Originally trained as a nurse, Vivian organized information about eating disorders and provided advocacy for people with eating disorders and issues that concerned them. She started the first eating disorder support group (in her living room!). Vivian organized professionals who cared about this issue and helped them to share what types of care worked best, and shared this with others. She helped people find and obtain access to treatment. And Vivian helped to write and fight for legislation that would help people with eating disorders, including presenting before the U.S. Congress.
In 1984 Vivian received a Presidential Citation for her work as founder and president of ANAD. She was one of only eighty recipients nationally of President George W. Bush’s Thousand Points of Light Award.
Vivian will always be remembered for her passion, dedication and compassion, and for the high standards of care that she helped the eating disorder field obtain. She started the ANAD Candlelight Vigil, wrote the ANAD pledge, and made an impact on thousands of lives. Said one admirer:
“I attended her support group
and she literally saved my life
at a time when there was
nowhere else to turn.”
Vivian’s warm and caring influence will always shine a light in the darkness. It has made sure that no one with an eating disorder has to be alone. Her contribution to the field is beyond measure.
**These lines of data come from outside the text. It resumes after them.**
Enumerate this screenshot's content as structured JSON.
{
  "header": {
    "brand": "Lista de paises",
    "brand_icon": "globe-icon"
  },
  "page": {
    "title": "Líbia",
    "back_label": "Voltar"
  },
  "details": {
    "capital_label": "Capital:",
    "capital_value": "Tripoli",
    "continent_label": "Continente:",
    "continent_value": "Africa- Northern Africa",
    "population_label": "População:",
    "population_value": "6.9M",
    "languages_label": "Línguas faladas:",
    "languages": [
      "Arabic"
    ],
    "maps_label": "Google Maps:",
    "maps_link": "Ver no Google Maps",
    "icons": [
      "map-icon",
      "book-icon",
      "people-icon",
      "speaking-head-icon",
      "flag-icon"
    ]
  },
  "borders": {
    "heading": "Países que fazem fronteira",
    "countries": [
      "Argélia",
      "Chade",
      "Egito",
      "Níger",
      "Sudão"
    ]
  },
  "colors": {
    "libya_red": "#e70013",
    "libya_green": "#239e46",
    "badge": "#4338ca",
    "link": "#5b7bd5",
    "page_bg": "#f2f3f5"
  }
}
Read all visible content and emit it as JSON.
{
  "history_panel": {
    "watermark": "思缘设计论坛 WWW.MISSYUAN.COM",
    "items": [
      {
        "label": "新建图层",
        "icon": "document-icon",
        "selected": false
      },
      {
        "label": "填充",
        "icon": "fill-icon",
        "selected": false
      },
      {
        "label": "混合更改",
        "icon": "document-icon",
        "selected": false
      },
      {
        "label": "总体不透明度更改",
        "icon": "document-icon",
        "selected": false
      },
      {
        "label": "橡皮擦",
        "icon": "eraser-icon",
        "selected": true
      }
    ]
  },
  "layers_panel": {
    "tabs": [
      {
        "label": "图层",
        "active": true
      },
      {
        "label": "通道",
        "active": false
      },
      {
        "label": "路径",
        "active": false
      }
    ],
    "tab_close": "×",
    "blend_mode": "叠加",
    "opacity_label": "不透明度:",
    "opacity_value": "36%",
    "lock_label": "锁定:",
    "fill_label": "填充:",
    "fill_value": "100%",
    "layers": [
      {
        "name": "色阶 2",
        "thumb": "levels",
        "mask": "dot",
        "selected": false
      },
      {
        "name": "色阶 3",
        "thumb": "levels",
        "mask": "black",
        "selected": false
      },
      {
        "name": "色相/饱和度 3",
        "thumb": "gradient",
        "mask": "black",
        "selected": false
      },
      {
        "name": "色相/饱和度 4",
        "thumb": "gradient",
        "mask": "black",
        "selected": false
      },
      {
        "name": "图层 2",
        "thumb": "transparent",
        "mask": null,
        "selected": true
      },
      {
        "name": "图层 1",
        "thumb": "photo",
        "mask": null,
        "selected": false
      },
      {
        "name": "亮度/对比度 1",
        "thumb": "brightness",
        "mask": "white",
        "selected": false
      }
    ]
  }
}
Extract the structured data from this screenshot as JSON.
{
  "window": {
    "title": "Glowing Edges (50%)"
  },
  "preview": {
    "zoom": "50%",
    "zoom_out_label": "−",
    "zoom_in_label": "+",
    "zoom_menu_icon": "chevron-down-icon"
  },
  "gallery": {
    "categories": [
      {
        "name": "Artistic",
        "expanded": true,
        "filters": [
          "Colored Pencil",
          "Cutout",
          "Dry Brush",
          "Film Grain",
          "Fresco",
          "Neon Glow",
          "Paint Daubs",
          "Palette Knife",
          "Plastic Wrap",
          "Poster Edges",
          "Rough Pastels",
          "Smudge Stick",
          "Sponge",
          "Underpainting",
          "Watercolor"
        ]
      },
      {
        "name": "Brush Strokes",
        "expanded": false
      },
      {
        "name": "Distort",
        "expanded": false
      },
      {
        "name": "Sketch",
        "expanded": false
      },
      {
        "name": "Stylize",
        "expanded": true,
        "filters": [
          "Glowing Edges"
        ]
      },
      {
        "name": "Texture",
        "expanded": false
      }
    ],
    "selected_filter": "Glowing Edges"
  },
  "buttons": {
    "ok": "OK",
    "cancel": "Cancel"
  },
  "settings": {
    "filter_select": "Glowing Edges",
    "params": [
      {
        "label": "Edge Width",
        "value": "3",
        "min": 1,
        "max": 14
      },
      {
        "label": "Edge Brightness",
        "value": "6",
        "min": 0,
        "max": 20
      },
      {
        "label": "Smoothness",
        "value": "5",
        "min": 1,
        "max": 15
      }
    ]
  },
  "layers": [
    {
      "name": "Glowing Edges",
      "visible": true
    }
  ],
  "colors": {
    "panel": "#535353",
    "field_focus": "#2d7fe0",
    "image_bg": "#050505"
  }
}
Below are a few pictures that we feel encapsulate her spirit and drive to help others struggling with eating disorders. If you have pictures or stories about Vivian you’d like to share with us, email or call – it would be so nice to hear from you!
Left: When a family member was diagnosed with Anorexia Nervosa, Vivian couldn’t find information or resources on eating disorders. Vivian decided to place a classified ad in a local newspaper looking for others who were searching for information about Anorexia Nervosa. A national magazine picked up on the ad and Vivian was deluged by thousands of phone calls and letters.
Below: A picture of the bags of letters she received.
Right: ANAD originally stood for “Anorexia Nervosa and Associated Disorders.” The National Association part was added later, as ANAD support groups spread across the country. But the ANAD acronym stuck!
Below: Vivian and colleagues gave presentations at area high schools to inform students and teachers about the dangers of eating disorders.
Left: Vivian won many awards throughout her lifetime for her leadership and commitment to service.
Right: Vivian worked tirelessly to serve others, provide resources, and do whatever she could for the eating disorder community.